📝 SummarXiv

Abstract

In the journey of computer vision system development, the acquisition and utilization of annotated images play a central role, providing information about object identity, spatial extent, and viewpoint in depicted scenes. However, thermal manufacturing processes like Laser Powder Bed Fusion (LPBF) often yield surfaces with defects such as Spatter, Crack, Pinhole, and Hole due to the Balling phenomenon. Preprocessing images from LPBF, riddled with defects, presents challenges in training machine learning (ML) algorithms. Detecting defects is critical for predicting production quality and identifying crucial points in artificial or natural structures. This paper introduces a deep learning-based approach utilizing Convolutional Neural Networks (CNNs) to automatically detect and segment surface defects like cracks, spatter, holes, and pinholes on production surfaces.
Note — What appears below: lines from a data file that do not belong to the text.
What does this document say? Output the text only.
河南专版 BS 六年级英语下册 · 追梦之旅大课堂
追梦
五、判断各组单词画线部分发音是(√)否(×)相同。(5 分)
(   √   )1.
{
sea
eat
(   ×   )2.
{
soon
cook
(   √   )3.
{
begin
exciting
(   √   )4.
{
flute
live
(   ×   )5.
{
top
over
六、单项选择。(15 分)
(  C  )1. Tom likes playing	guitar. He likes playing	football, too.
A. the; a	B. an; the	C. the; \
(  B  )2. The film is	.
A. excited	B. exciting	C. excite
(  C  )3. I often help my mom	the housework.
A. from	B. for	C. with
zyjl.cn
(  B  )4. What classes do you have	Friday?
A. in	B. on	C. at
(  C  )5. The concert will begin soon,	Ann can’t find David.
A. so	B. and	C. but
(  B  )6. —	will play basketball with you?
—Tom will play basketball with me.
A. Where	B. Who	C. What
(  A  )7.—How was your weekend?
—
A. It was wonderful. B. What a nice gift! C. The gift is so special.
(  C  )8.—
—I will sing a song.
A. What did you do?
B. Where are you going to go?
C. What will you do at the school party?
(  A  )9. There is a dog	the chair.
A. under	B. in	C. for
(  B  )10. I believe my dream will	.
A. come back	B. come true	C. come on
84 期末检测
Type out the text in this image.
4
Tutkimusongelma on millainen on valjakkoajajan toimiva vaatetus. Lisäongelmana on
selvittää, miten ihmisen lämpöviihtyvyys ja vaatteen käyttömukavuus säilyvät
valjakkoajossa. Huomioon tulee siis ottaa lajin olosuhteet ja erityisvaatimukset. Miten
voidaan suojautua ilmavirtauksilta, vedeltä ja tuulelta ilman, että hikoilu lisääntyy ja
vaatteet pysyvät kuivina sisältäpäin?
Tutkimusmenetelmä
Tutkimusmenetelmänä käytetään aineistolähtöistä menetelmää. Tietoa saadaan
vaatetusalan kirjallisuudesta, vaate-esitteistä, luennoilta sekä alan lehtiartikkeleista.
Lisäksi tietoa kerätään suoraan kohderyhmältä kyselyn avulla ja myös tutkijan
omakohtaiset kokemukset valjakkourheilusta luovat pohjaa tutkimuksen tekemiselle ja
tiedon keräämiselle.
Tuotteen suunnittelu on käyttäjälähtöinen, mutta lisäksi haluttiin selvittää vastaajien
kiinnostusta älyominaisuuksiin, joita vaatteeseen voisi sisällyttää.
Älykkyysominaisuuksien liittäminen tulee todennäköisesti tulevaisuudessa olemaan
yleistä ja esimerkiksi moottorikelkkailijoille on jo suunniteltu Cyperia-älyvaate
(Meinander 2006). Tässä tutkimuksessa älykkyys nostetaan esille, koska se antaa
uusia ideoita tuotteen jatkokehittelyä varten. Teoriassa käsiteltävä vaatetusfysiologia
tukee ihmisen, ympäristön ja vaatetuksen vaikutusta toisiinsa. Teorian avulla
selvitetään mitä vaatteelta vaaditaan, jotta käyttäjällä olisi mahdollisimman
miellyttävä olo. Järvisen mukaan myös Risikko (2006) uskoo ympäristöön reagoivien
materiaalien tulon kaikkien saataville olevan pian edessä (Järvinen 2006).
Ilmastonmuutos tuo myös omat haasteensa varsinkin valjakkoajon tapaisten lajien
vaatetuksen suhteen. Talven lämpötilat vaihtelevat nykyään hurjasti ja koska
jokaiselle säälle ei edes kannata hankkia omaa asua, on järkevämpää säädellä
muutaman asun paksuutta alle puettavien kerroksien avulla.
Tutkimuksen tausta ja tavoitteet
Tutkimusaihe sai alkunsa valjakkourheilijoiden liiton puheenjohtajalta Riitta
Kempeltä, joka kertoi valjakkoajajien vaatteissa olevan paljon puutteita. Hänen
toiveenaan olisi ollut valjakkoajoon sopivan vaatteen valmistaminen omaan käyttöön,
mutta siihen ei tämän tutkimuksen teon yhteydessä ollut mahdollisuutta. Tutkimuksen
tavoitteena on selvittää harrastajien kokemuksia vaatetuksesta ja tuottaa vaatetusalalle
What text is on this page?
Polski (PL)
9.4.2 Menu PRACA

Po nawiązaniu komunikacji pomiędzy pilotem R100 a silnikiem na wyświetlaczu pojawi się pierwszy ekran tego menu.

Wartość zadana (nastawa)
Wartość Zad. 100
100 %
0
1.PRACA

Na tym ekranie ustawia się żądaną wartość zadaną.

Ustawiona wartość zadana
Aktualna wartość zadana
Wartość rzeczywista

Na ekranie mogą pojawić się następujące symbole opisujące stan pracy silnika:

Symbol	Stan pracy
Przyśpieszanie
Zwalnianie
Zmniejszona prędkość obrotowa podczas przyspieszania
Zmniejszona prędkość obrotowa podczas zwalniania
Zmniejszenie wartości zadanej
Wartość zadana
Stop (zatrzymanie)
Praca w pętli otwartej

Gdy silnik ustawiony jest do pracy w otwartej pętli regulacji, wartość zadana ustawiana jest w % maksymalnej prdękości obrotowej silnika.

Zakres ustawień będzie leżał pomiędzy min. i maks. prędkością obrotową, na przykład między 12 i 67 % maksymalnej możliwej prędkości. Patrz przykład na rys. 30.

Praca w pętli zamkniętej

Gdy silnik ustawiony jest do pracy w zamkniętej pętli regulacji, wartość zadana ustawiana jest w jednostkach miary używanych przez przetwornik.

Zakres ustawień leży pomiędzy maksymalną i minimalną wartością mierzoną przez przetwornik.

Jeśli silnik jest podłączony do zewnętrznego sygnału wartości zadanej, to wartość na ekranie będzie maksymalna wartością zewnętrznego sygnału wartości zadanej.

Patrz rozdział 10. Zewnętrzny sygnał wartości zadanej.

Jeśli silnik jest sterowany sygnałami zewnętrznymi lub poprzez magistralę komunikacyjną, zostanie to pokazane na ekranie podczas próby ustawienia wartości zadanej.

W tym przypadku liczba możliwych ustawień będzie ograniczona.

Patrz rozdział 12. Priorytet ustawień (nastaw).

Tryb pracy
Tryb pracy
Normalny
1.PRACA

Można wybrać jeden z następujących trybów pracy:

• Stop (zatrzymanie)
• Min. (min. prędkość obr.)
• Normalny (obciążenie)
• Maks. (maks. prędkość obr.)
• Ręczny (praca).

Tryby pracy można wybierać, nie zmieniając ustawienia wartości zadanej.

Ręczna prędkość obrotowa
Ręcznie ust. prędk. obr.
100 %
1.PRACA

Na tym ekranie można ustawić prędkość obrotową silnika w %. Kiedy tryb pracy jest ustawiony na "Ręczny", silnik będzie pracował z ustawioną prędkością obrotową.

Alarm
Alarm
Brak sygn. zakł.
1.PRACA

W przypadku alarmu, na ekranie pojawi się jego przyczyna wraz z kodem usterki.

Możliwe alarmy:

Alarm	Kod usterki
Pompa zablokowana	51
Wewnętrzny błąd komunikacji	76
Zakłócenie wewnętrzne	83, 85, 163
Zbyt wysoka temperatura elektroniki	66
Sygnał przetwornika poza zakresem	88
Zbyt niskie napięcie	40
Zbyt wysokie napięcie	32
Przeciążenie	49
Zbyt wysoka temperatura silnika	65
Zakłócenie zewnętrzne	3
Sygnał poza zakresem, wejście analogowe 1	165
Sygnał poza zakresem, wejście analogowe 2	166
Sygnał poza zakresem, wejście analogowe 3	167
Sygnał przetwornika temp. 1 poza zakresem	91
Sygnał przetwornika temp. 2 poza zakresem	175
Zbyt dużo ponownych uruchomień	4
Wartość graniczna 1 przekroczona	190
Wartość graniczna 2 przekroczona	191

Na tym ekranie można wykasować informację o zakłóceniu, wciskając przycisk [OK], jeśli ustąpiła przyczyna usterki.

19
In contrast to traditional machine learning techniques requiring extensive processing time and manual feature crafting, deep learning proves more accurate. The proposed architecture undergoes training and testing on 14,982 labeled images annotated using the LabelImg tool. Each object in the images is manually annotated with bounding boxes and segmented masks. The trained CNN, coupled with OpenCV preprocessing techniques, achieves an impressive 99.54% accuracy on the dataset with resolutions of 1536 x 1103 pixels. Evaluation metrics for 50 true crack tests demonstrate precision, recall, and F1-score exceeding 96%, 98%, and 97%, respectively. Similarly, for 124 true pinhole tests, the metrics are 99%, 100%, and 100%, for 258 true hole tests, they are 99%, 99%, and 99%, and for 318 spatter tests, the metrics are 100%, 99%, and 100%. These results highlight the precision and effectiveness of the entire process, showcasing its potential for reliable defect detection in production surfaces.